Con i suoi genitori ha un rapporto conflittuale: gli rimprovera di avere perso la capacità di ragionare come bambini.
C’è una striscia in cui Nando, il suo fratellino, sta per prendere un vaso da un mobile. Mafalda lo ferma e lo sgrida: «Questo non si tocca», dice, «è delicato, è di cristallo e si può rompere e costa molto caro e…». Poi, rendendosi conto di quello che sta dicendo, si blocca e dice, con una smorfia di disgusto: «Dio mio, che adultità!».
Sì, disgusto, perché non c’è niente di peggio dell’adultità per chi, come lei, prova orrore all’idea di diventare uguale ai suoi genitori. L’adultità si palesa anche ogni volta che sua madre o suo padre vogliono farle mangiare la minestra.
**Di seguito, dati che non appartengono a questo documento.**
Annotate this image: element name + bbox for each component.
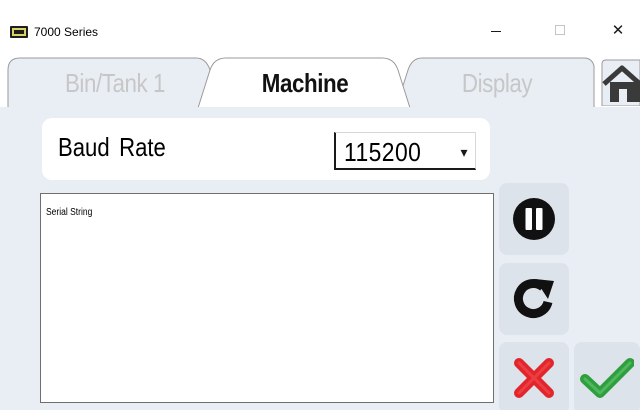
baud-rate-label: Baud Rate	[58, 132, 166, 162]
minimize-button[interactable]	[473, 16, 519, 44]
baud-rate-select[interactable]: 115200 ▾	[334, 132, 476, 170]
refresh-icon	[513, 279, 554, 318]
baud-rate-card: Baud Rate 115200 ▾	[42, 118, 490, 180]
window-title: 7000 Series	[34, 25, 99, 39]
app-window-icon	[10, 26, 28, 38]
maximize-icon	[555, 25, 565, 35]
machine-panel: Baud Rate 115200 ▾ Serial String	[0, 108, 640, 410]
chevron-down-icon[interactable]: ▾	[454, 137, 474, 167]
pause-button[interactable]	[499, 183, 569, 255]
maximize-button[interactable]	[537, 16, 583, 44]
close-button[interactable]: ✕	[595, 16, 640, 44]
title-bar: 7000 Series ✕	[0, 0, 640, 44]
close-icon: ✕	[611, 22, 625, 39]
baud-rate-value: 115200	[344, 137, 422, 167]
tab-bin-tank[interactable]: Bin/Tank 1	[35, 63, 195, 103]
cancel-x-icon	[514, 358, 554, 398]
tab-display[interactable]: Display	[418, 63, 576, 103]
serial-string-label: Serial String	[46, 207, 93, 218]
home-icon[interactable]	[598, 58, 640, 106]
refresh-button[interactable]	[499, 263, 569, 335]
cancel-button[interactable]	[499, 342, 569, 410]
ok-button[interactable]	[574, 342, 640, 410]
serial-string-area[interactable]: Serial String	[40, 193, 494, 403]
minimize-icon	[491, 30, 501, 32]
pause-icon	[513, 198, 555, 240]
tab-machine[interactable]: Machine	[225, 63, 385, 103]
tab-strip: Bin/Tank 1 Machine Display	[0, 44, 640, 108]
checkmark-icon	[580, 358, 634, 398]
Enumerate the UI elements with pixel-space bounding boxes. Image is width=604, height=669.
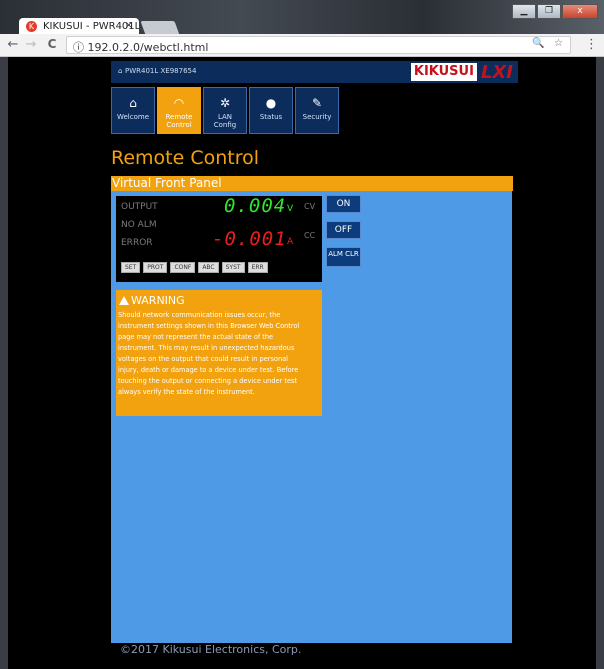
minimize-button[interactable]: ▁ — [512, 4, 536, 19]
kikusui-logo: KIKUSUI — [410, 63, 477, 81]
info-icon[interactable]: ⓘ — [73, 41, 84, 54]
info-icon: ● — [265, 96, 277, 110]
output-off-button[interactable]: OFF — [326, 221, 361, 239]
nav-tabs: ⌂ Welcome ◠ Remote Control ✲ LAN Config … — [111, 87, 341, 134]
err-key[interactable]: ERR — [247, 262, 268, 273]
instrument-header: ⌂ PWR401L XE987654 KIKUSUI LXI — [111, 61, 518, 83]
back-button[interactable]: ← — [6, 37, 20, 52]
url-input[interactable]: ⓘ 192.0.2.0/webctl.html 🔍 ☆ — [66, 36, 571, 54]
model-label: PWR401L XE987654 — [125, 67, 197, 75]
new-tab-button[interactable] — [140, 21, 180, 35]
tab-security[interactable]: ✎ Security — [295, 87, 339, 134]
voltage-unit: V — [287, 204, 294, 214]
warning-title: WARNING — [131, 294, 185, 307]
current-readout: -0.001 — [212, 228, 287, 250]
gear-icon: ✲ — [219, 96, 231, 110]
kikusui-lxi-logo: KIKUSUI LXI — [410, 61, 513, 83]
home-icon: ⌂ — [118, 67, 123, 75]
warning-heading: WARNING — [119, 294, 185, 307]
gauge-icon: ◠ — [173, 96, 185, 110]
abc-key[interactable]: ABC — [198, 262, 219, 273]
function-keys: SET PROT CONF ABC SYST ERR — [121, 262, 271, 273]
tab-label: Remote Control — [165, 113, 193, 129]
tab-label: Welcome — [116, 113, 150, 121]
voltage-readout: 0.004 — [224, 195, 287, 217]
page-title: Remote Control — [111, 147, 260, 169]
home-icon: ⌂ — [129, 96, 137, 110]
tab-remote-control[interactable]: ◠ Remote Control — [157, 87, 201, 134]
window-controls: ▁ ❐ x — [511, 4, 598, 19]
alarm-status: NO ALM — [121, 220, 157, 230]
warning-icon — [119, 296, 129, 305]
tab-close-icon[interactable]: × — [125, 20, 133, 31]
warning-text: Should network communication issues occu… — [118, 311, 300, 396]
syst-key[interactable]: SYST — [221, 262, 245, 273]
browser-tab[interactable]: K KIKUSUI - PWR401L ( × — [19, 18, 139, 35]
set-key[interactable]: SET — [121, 262, 141, 273]
current-unit: A — [287, 237, 294, 247]
tab-label: Status — [259, 113, 283, 121]
virtual-front-panel: OUTPUT NO ALM ERROR 0.004 V CV -0.001 A … — [111, 191, 512, 643]
output-status: OUTPUT — [121, 202, 158, 212]
copyright-footer: ©2017 Kikusui Electronics, Corp. — [120, 643, 302, 656]
tab-label: LAN Config — [213, 113, 237, 129]
tab-label: Security — [302, 113, 332, 121]
prot-key[interactable]: PROT — [143, 262, 168, 273]
output-on-button[interactable]: ON — [326, 195, 361, 213]
cc-indicator: CC — [304, 231, 316, 240]
tab-lan-config[interactable]: ✲ LAN Config — [203, 87, 247, 134]
error-status: ERROR — [121, 238, 153, 248]
web-page: ⌂ PWR401L XE987654 KIKUSUI LXI ⌂ Welcome… — [8, 57, 596, 669]
maximize-button[interactable]: ❐ — [537, 4, 561, 19]
tab-welcome[interactable]: ⌂ Welcome — [111, 87, 155, 134]
lxi-logo: LXI — [480, 61, 513, 83]
browser-titlebar: K KIKUSUI - PWR401L ( × ▁ ❐ x — [0, 0, 604, 35]
reload-button[interactable]: C — [45, 37, 59, 51]
address-bar: ← → C ⓘ 192.0.2.0/webctl.html 🔍 ☆ ⋮ — [0, 34, 604, 57]
cv-indicator: CV — [304, 202, 316, 211]
close-window-button[interactable]: x — [562, 4, 598, 19]
zoom-bookmark-icons[interactable]: 🔍 ☆ — [532, 38, 566, 49]
browser-menu-icon[interactable]: ⋮ — [585, 37, 598, 52]
section-title: Virtual Front Panel — [111, 176, 513, 191]
alarm-clear-button[interactable]: ALM CLR — [326, 247, 361, 267]
kikusui-favicon-icon: K — [26, 21, 37, 32]
instrument-display: OUTPUT NO ALM ERROR 0.004 V CV -0.001 A … — [116, 195, 322, 282]
wrench-icon: ✎ — [311, 96, 323, 110]
conf-key[interactable]: CONF — [170, 262, 196, 273]
forward-button[interactable]: → — [24, 37, 38, 52]
url-text: 192.0.2.0/webctl.html — [87, 41, 209, 54]
warning-box: WARNING Should network communication iss… — [116, 290, 322, 416]
tab-status[interactable]: ● Status — [249, 87, 293, 134]
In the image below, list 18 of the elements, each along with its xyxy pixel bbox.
Ed è proprio dalla minestra, che Mafalda odia e che Quino eleva a metafora «di tutto quello che si vuole imporre con la forza, delle cose alle quali vuole costringerti il potere, di ciò che viene imposto a un bambino, a un cittadino e a un popolo», che trae origine la domanda più importante, quella che racchiude tutte le altre:
«Perché devo mangiare la minestra?»
E a nulla valgono le risposte, facilmente rintuzzate da Mafalda, che si susseguono negli anni.
«Perché così diventerai grande come me e la mamma»
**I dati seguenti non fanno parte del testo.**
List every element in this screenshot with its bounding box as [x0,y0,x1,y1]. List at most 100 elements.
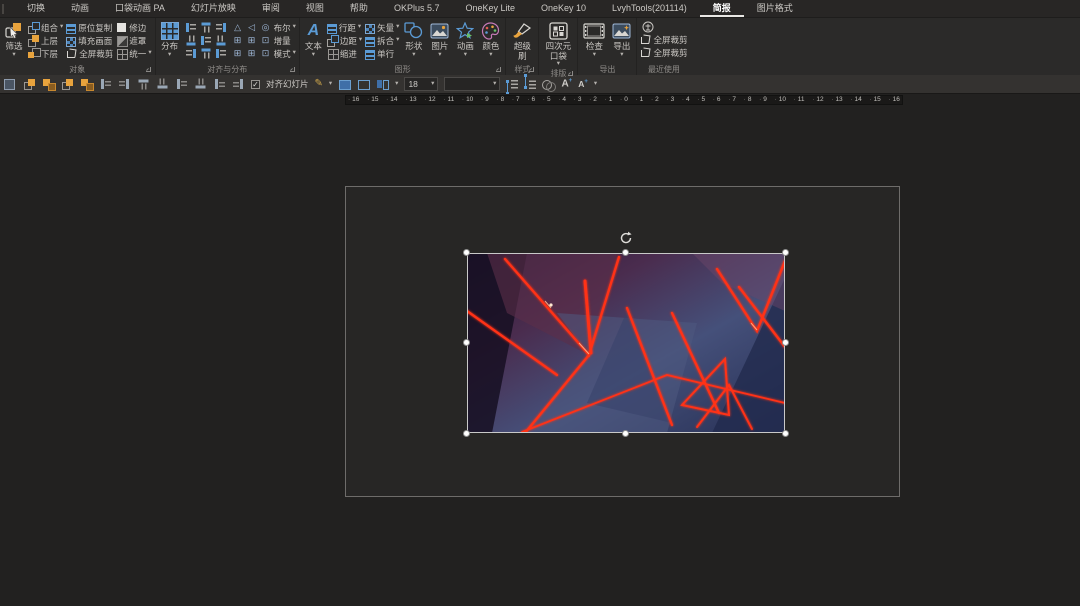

«Così, oltre alla minestra, anche questo».

 Come nascono le rivoluzioni

Perché non esiste, e Mafalda lo sa bene, un motivo per cui un bambino debba mangiare la minestra.
A fare le domande, è sempre e solo lei, Mafalda: non i suoi genitori, imprigionati in una rispettabile vita piccolo-borghese da cui, come detto, le domande, così come le risposte non banali, sono state abolite, ma nemmeno gli altri bambini che sembrano guardare più al mondo degli adulti che a quello dell’infanzia. Ed ecco allora Manolito che pensa come il droghiere che diventerà un giorno o Susanita che, malgrado i suoi sei anni, ragiona già da moglie e da madre.
C’è un’altra striscia, una delle mie preferite, in cui Mafalda chiede al padre:
«Posso farti una domanda?»
«No!», risponde lui, aggressivo: «Le tue domande portano sempre dei problemi! Le conosco bene io!»
«Calma, calma, come non detto», risponde Mafalda spaventata da tanta irruenza. Poi, andandosene, chiosa: «Ti rimarrà il dubbio di che cosa volevo domandarti!».
«Meglio così», risponde il padre, secco.
Ma poi, la notte, nella quarta vignetta, eccolo lì l’adulto, in pigiama, avvicinarsi al letto della figlia per chiederle: «Mafaldita… cosa fai dormi?»
La minestra, quindi, ma anche l’odio, il razzismo, la guerra, l’ecologia, la fame nel mondo, i diritti civili, per arrivare fino al senso stesso della vita: Mafalda non si ferma davanti a nulla e continua a macinare domande su domande.
E non è certo la mancanza di risposta a fermarla perché, come ha scritto acutamente Marcello Bernardi: «È proprio dalle domande senza risposta che nascono le grandi rivoluzioni».